Life has shown me true truths and false truths.


   Truths have opened flood gates of information in my experience, some of which I truly have valued and grown from. While others have hindered that same process of growth. Yet as I sit here and write this I can’t help but think of one truth that started as a lie, as an inconsistency that I held to be true and right. As Walt Whitman states, “Whatever satisfies the soul is truth”, I agree with this up to the point when the soul questions its own satisfaction. Yet what happens when the truth that rocked us to sleep no longer fulfills that need to be comforted and in turn is now part of the reason we toss and turn at night. For me that same questioning described above occurred during a point when I questioned my morality compared to my learned ethics.
  

   I was about twelve years old, grew up catholic, did my duties as a good ole catholic boy, and believed what I was told about right and wrong, heaven and hell. My ethics, the things I was taught to value and cherish as close as family, started to conflict with what I thought was morally right.
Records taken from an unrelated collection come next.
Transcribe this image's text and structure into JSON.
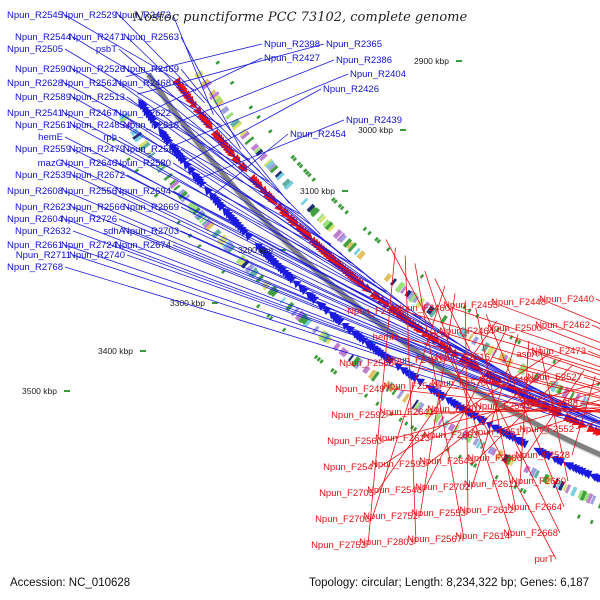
{
  "title": "Nostoc punctiforme PCC 73102, complete genome",
  "accession": "Accession: NC_010628",
  "summary": "Topology: circular; Length: 8,234,322 bp; Genes: 6,187",
  "colors": {
    "reverse": "#1a1ae0",
    "forward": "#e81010",
    "backbone": "#808080",
    "tick": "#3a9a3a"
  },
  "position_labels": [
    "2900 kbp",
    "3000 kbp",
    "3100 kbp",
    "3200 kbp",
    "3300 kbp",
    "3400 kbp",
    "3500 kbp"
  ],
  "reverse_genes": [
    "Npun_R2545",
    "Npun_R2529",
    "Npun_R2472",
    "Npun_R2544",
    "Npun_R2471",
    "Npun_R2563",
    "Npun_R2505",
    "psbT",
    "Npun_R2590",
    "Npun_R2526",
    "Npun_R2469",
    "Npun_R2628",
    "Npun_R2562",
    "Npun_R2468",
    "Npun_R2589",
    "Npun_R2513",
    "Npun_R2541",
    "Npun_R2467",
    "Npun_R2622",
    "Npun_R2561",
    "Npun_R2485",
    "Npun_R2618",
    "hemE",
    "rph",
    "Npun_R2559",
    "Npun_R2479",
    "Npun_R2509",
    "mazG",
    "Npun_R2646",
    "Npun_R2580",
    "Npun_R2535",
    "Npun_R2672",
    "Npun_R2608",
    "Npun_R2556",
    "Npun_R2694",
    "Npun_R2623",
    "Npun_R2566",
    "Npun_R2669",
    "Npun_R2604",
    "Npun_R2726",
    "Npun_R2632",
    "sdhA",
    "Npun_R2703",
    "Npun_R2661",
    "Npun_R2724",
    "Npun_R2674",
    "Npun_R2711",
    "Npun_R2740",
    "Npun_R2768",
    "Npun_R2398",
    "Npun_R2365",
    "Npun_R2427",
    "Npun_R2386",
    "Npun_R2404",
    "Npun_R2426",
    "Npun_R2439",
    "Npun_R2454"
  ],
  "forward_genes": [
    "Npun_F2440",
    "Npun_F2448",
    "Npun_F2455",
    "Npun_F2460",
    "Npun_F2488",
    "Npun_F2462",
    "Npun_F2500",
    "Npun_F2464",
    "dcd",
    "hemH",
    "Npun_F2473",
    "aspA",
    "Npun_F2516",
    "Npun_F2480",
    "Npun_F2565",
    "Npun_F2527",
    "Npun_F2489",
    "Npun_F2576",
    "Npun_F2540",
    "Npun_F2497",
    "Npun_F2588",
    "Npun_F2543",
    "Npun_F2507",
    "Npun_F2641",
    "Npun_F2592",
    "Npun_F2552",
    "Npun_F2517",
    "Npun_F2663",
    "Npun_F2613",
    "Npun_F2560",
    "Npun_F2528",
    "Npun_F2686",
    "Npun_F2645",
    "Npun_F2593",
    "Npun_F2547",
    "Npun_F2660",
    "Npun_F2611",
    "Npun_F2702",
    "Npun_F2548",
    "Npun_F2705",
    "Npun_F2664",
    "Npun_F2612",
    "Npun_F2553",
    "Npun_F2752",
    "Npun_F2706",
    "Npun_F2668",
    "Npun_F2614",
    "Npun_F2567",
    "Npun_F2803",
    "Npun_F2753",
    "purT"
  ]
}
Now by no means at this age was I ready to read the Bible, the Torah, The Qur’an, or any holy higher book and understand the true meanings behind the words, but it did seem as though the quote by Lewis Carroll, “What I tell you three times is true” was to be taken as enough proof that my teachings should without a doubt conquer my sense of moral objectivity. And yet I couldn’t buy that, I could not succumb to the idea that one road, one modality of thought was better then another. That one person should be shunned for something they could not control or could no longer hide for fear of discrimination and feelings of self hate. I questioned not my faith, but my education as it related to being what I envisioned as a morally upright citizen. Scriptures that touched on race, sexuality and even slavery were used only when it seemed to enhance what we were expected to learn. It was what we as young men and women were expected to accept without further questioning, and worse yet were cast aside when those same words “corrupted” our young minds. After reading and listening, I much later in life decided on something that satisfied my soul, that satisfied my need for all the parts to fit into each other without too much conflict. While I still haven’t been able to tell myself three times that what I believe now is the absolute truth, I have been able to say it twice.

1 comment:

  1. I can really relate to your story. I was raised protestant and went to a catholic high school where I saw how the two denominations collide. I also saw that many people believed that there was only one specific path and that all others were wrong. I can understand your internal conflict and that it is difficult to question something when it has become so engrained in your beliefs and opposes what you are “suppose” to believe. At the end of the day you can’t lie to yourself. You know in your heart what you believe to be true, what you believe to be not true, and what you are unsure about. Questions of faith and truth are difficult because they vary based on perspective and therefore are not concrete. I think it is natural for one’s personal “truth” to change over time and with experiences in life that broaden one’s outlook.